Selon l’Union internationale des télécommunications, l’Afrique reste loin derrière la moyenne mondiale estimée à 74 %, avec seulement 36 % de sa population connectée en 2025. Dans les zones rurales, l’accès au numérique demeure un privilège. Le retard du continent s’explique avant tout par un déficit d’infrastructures. Le déploiement de la fibre optique représente un investissement lourd, oscillant entre 5 000 et 15 000 dollars par kilomètre selon la configuration du terrain. Dans de nombreux pays, ces coûts freinent l’extension des réseaux hors des centres urbains.

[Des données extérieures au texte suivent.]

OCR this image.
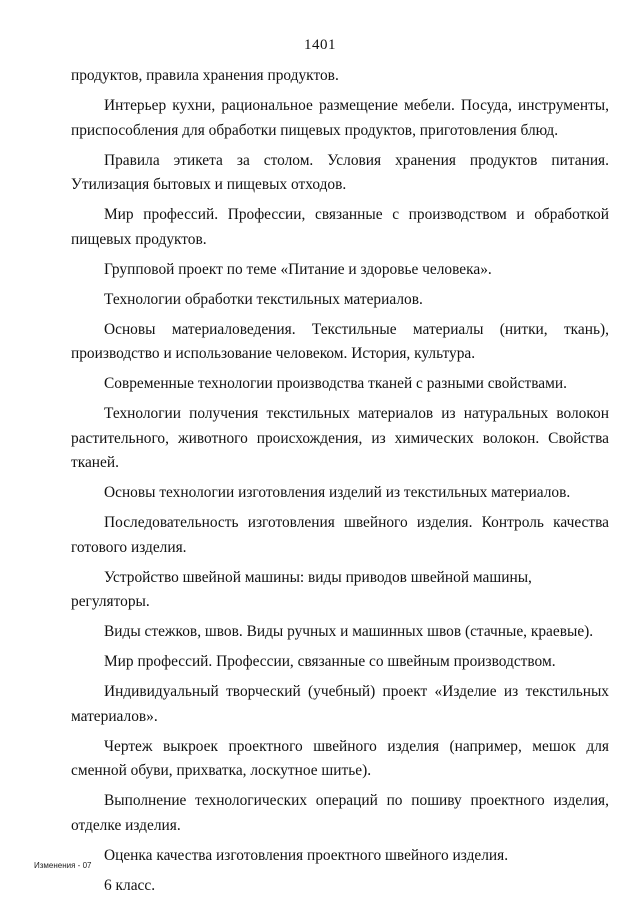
1401

продуктов, правила хранения продуктов.

Интерьер кухни, рациональное размещение мебели. Посуда, инструменты, приспособления для обработки пищевых продуктов, приготовления блюд.

Правила этикета за столом. Условия хранения продуктов питания. Утилизация бытовых и пищевых отходов.

Мир профессий. Профессии, связанные с производством и обработкой пищевых продуктов.

Групповой проект по теме «Питание и здоровье человека».

Технологии обработки текстильных материалов.

Основы материаловедения. Текстильные материалы (нитки, ткань), производство и использование человеком. История, культура.

Современные технологии производства тканей с разными свойствами.

Технологии получения текстильных материалов из натуральных волокон растительного, животного происхождения, из химических волокон. Свойства тканей.

Основы технологии изготовления изделий из текстильных материалов.

Последовательность изготовления швейного изделия. Контроль качества готового изделия.

Устройство швейной машины: виды приводов швейной машины, регуляторы.

Виды стежков, швов. Виды ручных и машинных швов (стачные, краевые).

Мир профессий. Профессии, связанные со швейным производством.

Индивидуальный творческий (учебный) проект «Изделие из текстильных материалов».

Чертеж выкроек проектного швейного изделия (например, мешок для сменной обуви, прихватка, лоскутное шитье).

Выполнение технологических операций по пошиву проектного изделия, отделке изделия.

Оценка качества изготовления проектного швейного изделия.

6 класс.

Изменения - 07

Pour contourner les limites des infrastructures classiques, le Wi-Fi communautaire par satellite s’impose progressivement comme une alternative opérationnelle. Il s’agit d’utiliser une connexion satellitaire comme point d’entrée à Internet, puis redistribuer le signal via des bornes Wi-Fi installées dans un village, un quartier ou autour d’un marché. Chaque terminal peut couvrir environ 200 mètres et connecter simultanément jusqu’à 40 utilisateurs. Les satellites en orbite basse offrent désormais des débits compris entre 50 et 100 Mbps, avec une latence nettement améliorée par rapport aux anciennes générations. Des opérateurs exploitent les capacités de fournisseurs comme Starlink, Eutelsat Group ou OneWeb pour alimenter ces réseaux communautaires.
Le Wi-Fi communautaire par satellite ne remplace pas la fibre optique, colonne vertébrale des réseaux à long terme. Il constitue cependant une réponse immédiate pour les territoires où le câble reste absent. Il convient de noter que l’accès au Wi-Fi communautaire par satellite n’est pas gratuit. Les utilisateurs souscrivent à des forfaits adaptés à leurs besoins, ce qui permet de mutualiser les coûts d’exploitation. Sur le continent, 1 Go de données mobiles représente en moyenne 2,4 % du revenu mensuel, un niveau supérieur au seuil d’abordabilité fixé à 2 %. En partageant une connexion satellitaire à l’échelle communautaire, la charge financière par utilisateur peut diminuer. Par ailleurs, l’enjeu dépasse la simple connectivité. Selon la GSMA (Global System for Mobile Communications), l’Internet mobile pourrait générer jusqu’à 795 milliards de dollars pour l’économie africaine d’ici 2030 si la couverture continue de progresser.